Nice Basic Macaron Recipe
For the Cookie
- 140 g almond flour 1 1/2 cups
- 100 g egg whites room temperature 3 large eggs
- 130 g powdered sugar 1 cup
- 90 g granulated sugar just under 1/2 cup
- 1/4 tsp cream of tartar 800mg
- 1 tsp vanilla 5mL
For the Buttercream
- 5 egg yolks
- 1 cup unsalted butter softened 226g
- 1 tsp vanilla
- 1 pinch salt
- 1/2 cup granulated sugar 100g
- 3 tbsp water 30mL
For the Macarons:
- Sift the confectioners sugar and almond flour into a bowl.
- Add the room temperature egg whites into a very clean bowl.
- Using an electric mixer, whisk egg whites. Once they begin to foam add the cream of tartar and then SLOWLY add the granulated sugar.
- Add the food coloring (if desired) and vanilla then mix in. Continue to beat until stiff peaks form.
- Begin folding in the 1/3 of the dry ingredients.
- Be careful to add the remaining dry ingredients and fold gently.
- The final mixture should look like flowing lava, and be able to fall into a figure eight without breaking. Spoon into a piping bag with a medium round piping tip and you’re ready to start piping.
- Pipe one inch dollops onto a baking sheet lined with parchment paper (this should be glued down with dabs of batter). Tap on counter several times to release air bubbles. Allow to sit for about 40 minutes before placing in oven.
- Bake at 300F for 12-15 minutes, rotate tray after 7 minutes. Allow to cool completely before removing from baking sheet.
For the French Buttercream Filling:
- Combine sugar and water in medium saucepan. Heat over low heat while stirring until sugar dissolves. Increase heat to medium- high and bring to a boil
- Put egg yolks in a stand-mixer fitted with a whisk attachment and beat until thick and foamy.
- Cook the sugar and water syrup until it reaches 240 degrees F. Immediately remove from heat. With mixer running, SLOWLY drizzle hot syrup into bowl with yolks.
- Continue mixing until the bottom of the bowl is cool to the touch and the yolk mixture has cooled to room temperature.
- Add in butter one cube at a time allowing each piece to incorporate before adding the next. Add vanilla and salt. Continue mixing until buttercream is smooth and creamy. (About 5-6 minutes.) Add food coloring if desired.
- Pipe your filling onto the back of half the shells. Form a sandwich and repeat. Macarons should be aged in the fridge for 1-3 days for best results. This allows the filling to soften the shells inside.
PRO TIPS FOR THIS RECIPE
- THE MERINGUE!!!! That meringue HAS TO BE STIFF! I had no idea French meringue could be whipped to such a thick marshmallowy consistency but all it takes is a bit of extra whisking. You’ll notice the meringue start to fill the whisk when you’re getting close to the right stage.
- Age your egg whites! Separate the eggs, place the whites in a clean glass, cover with plastic wrap and let them hang out in the fridge for a few days before using. This will dehydrate them and make them perfect for macarons.

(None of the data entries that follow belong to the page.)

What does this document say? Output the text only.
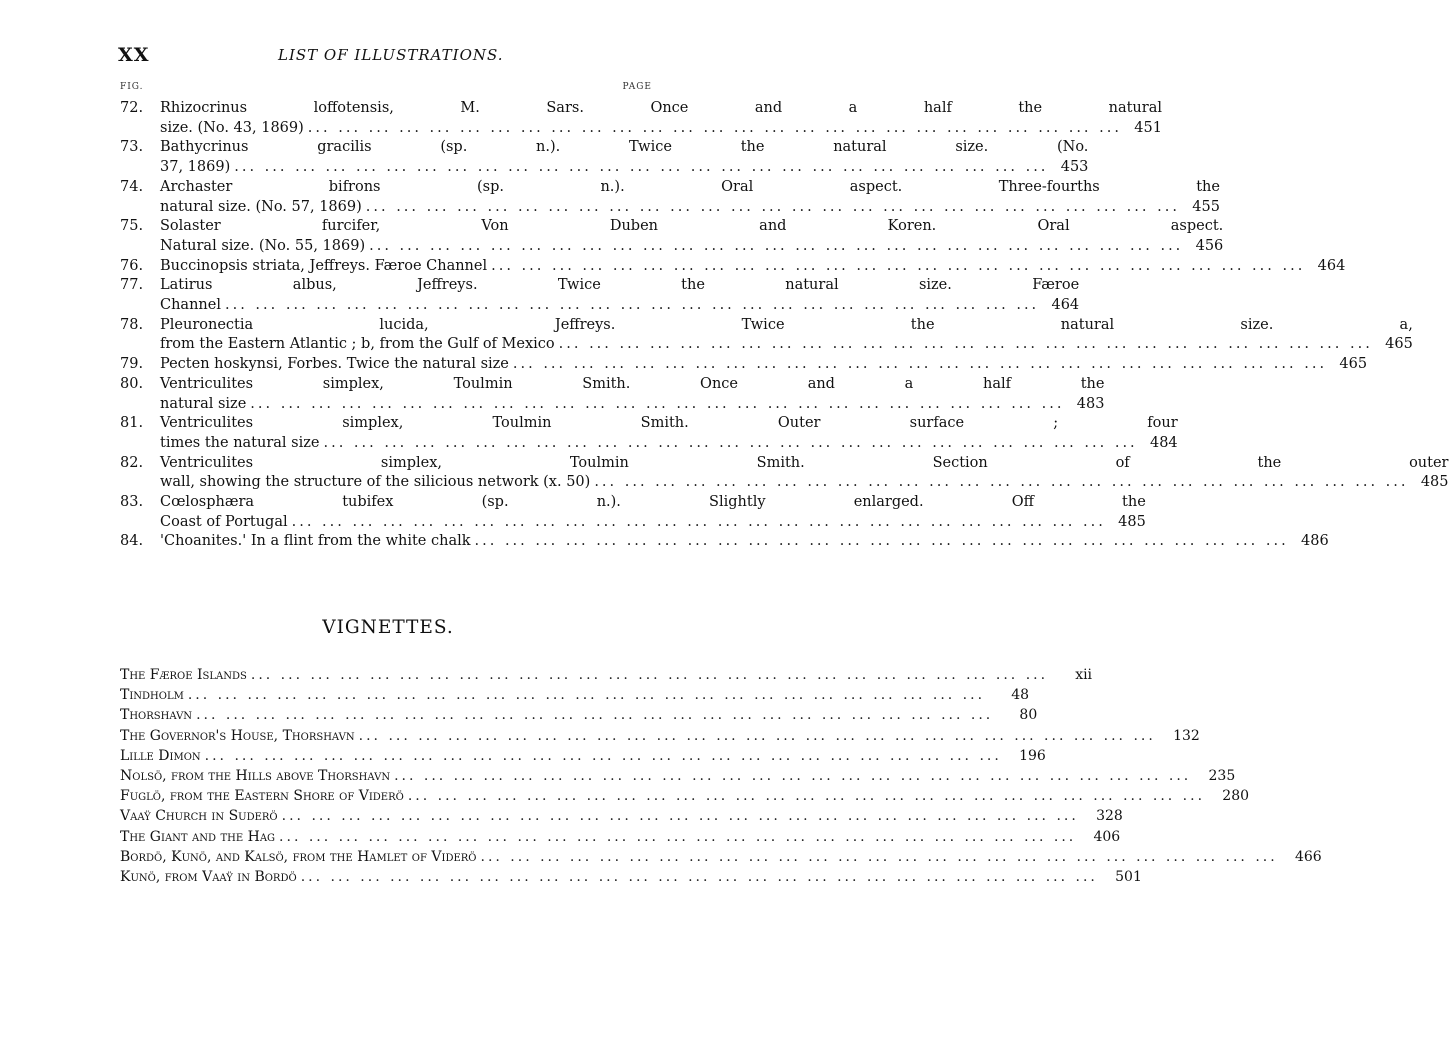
XX	LIST OF ILLUSTRATIONS.
FIG.	PAGE
72.	Rhizocrinus loffotensis, M. Sars. Once and a half the natural
size. (No. 43, 1869) ... .	451
73.	Bathycrinus gracilis (sp. n.). Twice the natural size. (No.
37, 1869) ... .	453
74.	Archaster bifrons (sp. n.). Oral aspect. Three-fourths the
natural size. (No. 57, 1869) ... .	455
75.	Solaster furcifer, Von Duben and Koren. Oral aspect.
Natural size. (No. 55, 1869) ... .	456
76.	Buccinopsis striata, Jeffreys. Færoe Channel ... .	464
77.	Latirus albus, Jeffreys. Twice the natural size. Færoe
Channel ... .	464
78.	Pleuronectia lucida, Jeffreys. Twice the natural size. a,
from the Eastern Atlantic ; b, from the Gulf of Mexico ... .	465
79.	Pecten hoskynsi, Forbes. Twice the natural size ... .	465
80.	Ventriculites simplex, Toulmin Smith. Once and a half the
natural size ... .	483
81.	Ventriculites simplex, Toulmin Smith. Outer surface ; four
times the natural size ... .	484
82.	Ventriculites simplex, Toulmin Smith. Section of the outer
wall, showing the structure of the silicious network (x. 50) ... .	485
83.	Cœlosphæra tubifex (sp. n.). Slightly enlarged. Off the
Coast of Portugal ... .	485
84.	'Choanites.' In a flint from the white chalk ... .	486
VIGNETTES.
The Færoe Islands ... .	xii
Tindholm ... .	48
Thorshavn ... .	80
The Governor's House, Thorshavn ... .	132
Lille Dimon ... .	196
Nolsö, from the Hills above Thorshavn ... .	235
Fuglö, from the Eastern Shore of Viderö ... .	280
Vaaÿ Church in Suderö ... .	328
The Giant and the Hag ... .	406
Bordö, Kunö, and Kalsö, from the Hamlet of Viderö ... .	466
Kunö, from Vaaÿ in Bordö ... .	501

- Sift, Sift, SIFT! Those larger pieces of almond flour will mar the surface of your macarons. Best practice is to sift then whiz in the food processor and repeat two more times. Discard the larger particles, don’t try to press them through the sieve.
- The mixing will take some practice, you will fold and fold the batter and then use the spatula to GENTLY press the batter against the bowl. You want to remove some of the bubbles but not to many… Continue this until it reaches a thick “lava” consistency. It should slowly fall off the spatula in ribbons and be able to form a figure eight without breaking.
- Pipe the macarons perpendicular to the surface. If your tip is pointing a bit in any particular direction when you pipe the macarons might be oblong or malformed.
- Add your coloring to the meringue after it reaches the soft peak stage.
- When you are finishing the piping motion stop squeezing the bag and pull up with a circular motion.
- The macarons will be best after 2-3 days resting in the fridge.
- If you over-bake the shells and they’re too crisp, brush the bottom with some milk before assembly to soften them up.